Gopuff was a lot of fun, and probably the fastest I’ve ever gone in a startup. It was very difficult to manage the growth of it all. The funding of course was a driver, but it was really the reflection of the huge ambitions of the two founders. It’s a lot more stable now that the engineering team is over 200 people, but in the two and a half years it took to get us there, it was bumpy. We weren’t even on two-week sprints for the first year, we just ran a kanban as we were going so fast. We threw code at prod all day, just trying to keep up with it all, then gradually we defined more teams and layered in process. So I went from telling everyone to go faster to telling everyone to slow down, once we had the capacity to do that.
[Just before Gopuff, Westerdale worked as CTO for Old City healthtech startup IncentFit from 2015 to 2018.]
IncentFit was a lot more measured. We had very tight resources as we bootstrapped it, so we were more deliberate in who we hired exactly when. They both had a growth curve, but the risk factor was different in each case. I think the best analogy I heard at the time was that it was like a sports team, we were all there because we wanted to win. Gopuff was an outlier for sure. I remember feeling like it was a bit like 1999 and the first dot-com bubble.
So, you’re working for yourself now. Tell me what it means to be a fractional CTO.
It took a lot of introspection to get to this point, but I had a realization earlier this year that I really did like the first part of tech startups, defining the early product and helping to put togherther an MVP or start the growth journey. And given that I looked at the positions out there, I wanted to work with small companies, but all of the roles on the engineering side require coding. I thought that if I could spend a quarter of my time with one startup, providing technical leadership and hands-on management to define roadmaps, hire people and work with founders to make the right decisions, then that would suit me perfectly.
It’s just not a full-time job in one startup, so I would have to do it in three or four at a time, hence “fractional CTO.” From talking to a lot of startups, I think there’s a real value here that’s often missed. Many startups hire a really good senior engineer to be their CTO. That’s all well and good, especially on the coding side, but they can run into problems in getting the product to where it really should be, and hiring the right people at the right time to make it happen. I’m trying to stay away from shipping code right now, especially in these roles. If I go down that path I’ll end up going full-time at a company and won’t be able to work with several at once. It’s more my role to set the direction and hire the team to get the job done.

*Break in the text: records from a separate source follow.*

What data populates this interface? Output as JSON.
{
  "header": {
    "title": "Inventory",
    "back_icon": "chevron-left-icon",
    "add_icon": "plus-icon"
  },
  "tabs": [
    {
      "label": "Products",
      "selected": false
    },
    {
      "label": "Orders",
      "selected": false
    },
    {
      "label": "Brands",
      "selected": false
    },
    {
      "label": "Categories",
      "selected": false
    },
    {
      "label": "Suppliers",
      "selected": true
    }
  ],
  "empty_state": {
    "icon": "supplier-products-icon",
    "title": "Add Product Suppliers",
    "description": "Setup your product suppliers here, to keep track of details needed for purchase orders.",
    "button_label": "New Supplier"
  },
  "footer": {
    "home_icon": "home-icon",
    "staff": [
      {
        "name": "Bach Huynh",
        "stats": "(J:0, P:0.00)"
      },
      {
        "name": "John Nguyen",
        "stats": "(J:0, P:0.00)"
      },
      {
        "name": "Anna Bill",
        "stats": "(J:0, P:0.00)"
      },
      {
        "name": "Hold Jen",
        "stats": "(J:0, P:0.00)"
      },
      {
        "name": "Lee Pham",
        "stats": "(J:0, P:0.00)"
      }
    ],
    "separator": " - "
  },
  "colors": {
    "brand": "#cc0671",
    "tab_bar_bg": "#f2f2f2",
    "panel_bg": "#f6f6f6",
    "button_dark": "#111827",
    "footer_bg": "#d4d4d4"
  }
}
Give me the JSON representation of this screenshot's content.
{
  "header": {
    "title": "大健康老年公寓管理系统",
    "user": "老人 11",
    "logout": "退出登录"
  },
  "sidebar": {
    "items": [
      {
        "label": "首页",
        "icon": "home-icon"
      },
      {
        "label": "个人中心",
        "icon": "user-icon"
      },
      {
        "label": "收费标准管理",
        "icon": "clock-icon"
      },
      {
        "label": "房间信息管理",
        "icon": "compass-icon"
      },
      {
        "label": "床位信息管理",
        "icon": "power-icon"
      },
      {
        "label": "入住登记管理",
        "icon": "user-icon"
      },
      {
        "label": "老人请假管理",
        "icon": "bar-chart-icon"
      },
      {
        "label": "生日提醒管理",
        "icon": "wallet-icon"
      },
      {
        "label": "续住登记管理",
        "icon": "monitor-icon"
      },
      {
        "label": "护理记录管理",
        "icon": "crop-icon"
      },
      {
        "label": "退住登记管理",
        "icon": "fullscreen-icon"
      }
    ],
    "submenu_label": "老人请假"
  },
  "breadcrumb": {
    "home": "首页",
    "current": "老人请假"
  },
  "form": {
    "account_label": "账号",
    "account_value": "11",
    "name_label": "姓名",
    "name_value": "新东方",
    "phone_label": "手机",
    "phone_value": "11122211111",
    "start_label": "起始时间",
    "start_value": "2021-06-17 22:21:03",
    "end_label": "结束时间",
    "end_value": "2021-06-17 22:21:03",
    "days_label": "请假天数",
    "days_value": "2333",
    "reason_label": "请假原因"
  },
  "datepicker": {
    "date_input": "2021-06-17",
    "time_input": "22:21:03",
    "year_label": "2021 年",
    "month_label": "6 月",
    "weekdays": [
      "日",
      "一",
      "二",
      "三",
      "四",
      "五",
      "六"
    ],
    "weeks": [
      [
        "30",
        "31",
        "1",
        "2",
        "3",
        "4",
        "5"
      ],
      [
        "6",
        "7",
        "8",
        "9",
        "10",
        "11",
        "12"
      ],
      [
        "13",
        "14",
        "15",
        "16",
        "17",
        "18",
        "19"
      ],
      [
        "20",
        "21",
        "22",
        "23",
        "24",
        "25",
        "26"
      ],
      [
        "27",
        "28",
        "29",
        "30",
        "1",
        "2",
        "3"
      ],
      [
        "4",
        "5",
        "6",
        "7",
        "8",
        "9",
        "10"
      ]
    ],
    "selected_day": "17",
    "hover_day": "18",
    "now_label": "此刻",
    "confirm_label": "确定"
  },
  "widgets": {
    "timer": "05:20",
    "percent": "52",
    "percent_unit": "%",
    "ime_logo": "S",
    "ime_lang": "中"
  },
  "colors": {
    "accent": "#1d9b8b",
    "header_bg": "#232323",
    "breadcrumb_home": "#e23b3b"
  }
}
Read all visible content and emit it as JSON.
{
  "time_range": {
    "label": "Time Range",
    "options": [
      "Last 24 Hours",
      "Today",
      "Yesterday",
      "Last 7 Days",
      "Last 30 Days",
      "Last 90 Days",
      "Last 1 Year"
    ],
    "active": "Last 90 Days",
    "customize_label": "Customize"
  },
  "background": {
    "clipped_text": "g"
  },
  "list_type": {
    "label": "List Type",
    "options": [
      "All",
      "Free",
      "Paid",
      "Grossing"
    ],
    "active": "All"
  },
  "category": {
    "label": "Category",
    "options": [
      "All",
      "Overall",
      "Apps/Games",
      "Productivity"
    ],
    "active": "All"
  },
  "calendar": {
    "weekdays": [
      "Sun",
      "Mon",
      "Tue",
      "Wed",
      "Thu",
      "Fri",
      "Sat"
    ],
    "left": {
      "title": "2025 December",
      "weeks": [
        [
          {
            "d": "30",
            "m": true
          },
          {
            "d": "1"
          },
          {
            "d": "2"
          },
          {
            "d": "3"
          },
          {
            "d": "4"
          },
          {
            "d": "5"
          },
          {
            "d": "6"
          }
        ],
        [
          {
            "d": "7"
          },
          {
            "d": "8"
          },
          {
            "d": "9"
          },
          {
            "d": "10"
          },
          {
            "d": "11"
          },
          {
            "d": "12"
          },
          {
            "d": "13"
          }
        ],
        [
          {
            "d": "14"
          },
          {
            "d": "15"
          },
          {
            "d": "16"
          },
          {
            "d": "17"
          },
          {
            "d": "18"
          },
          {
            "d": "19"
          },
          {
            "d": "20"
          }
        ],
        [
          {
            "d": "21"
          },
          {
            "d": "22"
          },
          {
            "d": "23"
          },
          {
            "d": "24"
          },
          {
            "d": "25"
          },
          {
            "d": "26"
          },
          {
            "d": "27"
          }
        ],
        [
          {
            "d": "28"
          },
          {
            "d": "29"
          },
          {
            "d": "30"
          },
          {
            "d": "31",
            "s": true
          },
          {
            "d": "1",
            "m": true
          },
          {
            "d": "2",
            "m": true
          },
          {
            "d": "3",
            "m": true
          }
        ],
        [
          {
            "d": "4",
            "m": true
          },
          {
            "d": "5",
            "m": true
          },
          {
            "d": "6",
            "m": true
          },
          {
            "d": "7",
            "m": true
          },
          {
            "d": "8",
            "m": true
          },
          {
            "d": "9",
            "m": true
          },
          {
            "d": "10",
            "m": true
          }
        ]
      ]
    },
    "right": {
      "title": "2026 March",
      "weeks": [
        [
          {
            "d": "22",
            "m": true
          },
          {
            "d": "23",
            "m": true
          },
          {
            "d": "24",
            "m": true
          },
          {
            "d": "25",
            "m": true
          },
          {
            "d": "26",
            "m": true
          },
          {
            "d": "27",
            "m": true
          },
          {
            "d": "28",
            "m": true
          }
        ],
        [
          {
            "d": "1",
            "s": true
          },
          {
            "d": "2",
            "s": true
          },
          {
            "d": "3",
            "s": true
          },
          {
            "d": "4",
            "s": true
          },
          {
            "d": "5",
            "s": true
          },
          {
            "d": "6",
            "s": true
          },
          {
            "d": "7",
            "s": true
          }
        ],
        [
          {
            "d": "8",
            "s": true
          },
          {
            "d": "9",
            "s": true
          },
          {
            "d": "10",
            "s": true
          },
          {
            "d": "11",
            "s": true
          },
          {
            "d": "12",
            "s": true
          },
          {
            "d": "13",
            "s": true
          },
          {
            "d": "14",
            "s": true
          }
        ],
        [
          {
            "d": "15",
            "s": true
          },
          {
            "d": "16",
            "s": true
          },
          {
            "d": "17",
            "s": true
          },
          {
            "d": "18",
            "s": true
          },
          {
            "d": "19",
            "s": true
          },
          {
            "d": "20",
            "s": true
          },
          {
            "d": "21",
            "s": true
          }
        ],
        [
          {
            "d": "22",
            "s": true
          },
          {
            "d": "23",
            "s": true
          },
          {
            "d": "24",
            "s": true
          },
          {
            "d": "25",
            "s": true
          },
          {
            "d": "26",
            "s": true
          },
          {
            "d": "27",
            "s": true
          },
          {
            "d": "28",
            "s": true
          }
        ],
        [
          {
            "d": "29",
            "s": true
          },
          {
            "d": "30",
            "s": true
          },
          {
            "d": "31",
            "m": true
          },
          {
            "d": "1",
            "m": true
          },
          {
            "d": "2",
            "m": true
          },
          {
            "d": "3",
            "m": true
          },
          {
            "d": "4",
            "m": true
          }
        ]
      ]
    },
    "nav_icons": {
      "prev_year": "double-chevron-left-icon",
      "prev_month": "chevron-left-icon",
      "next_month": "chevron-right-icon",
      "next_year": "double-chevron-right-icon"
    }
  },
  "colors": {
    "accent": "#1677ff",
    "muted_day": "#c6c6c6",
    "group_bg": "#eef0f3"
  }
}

What advice can you share for technologists who might be feeling like it’s time to either work for themselves or make some sort of big pivot?
I’m a big believer in leading with your heart and be true to what you’re good at. One question I always ask in interviews is “what are you best at” and it’s rare that I get a really good answer. If you can find out what you’re best at then find a way to excel at that, and find a position that lets you do it, whether that’s at a big corporation, going it alone or something in between. Most people answer “I’m great at learning new things,” which may be true, but it doesn’t differentiate you from anyone else.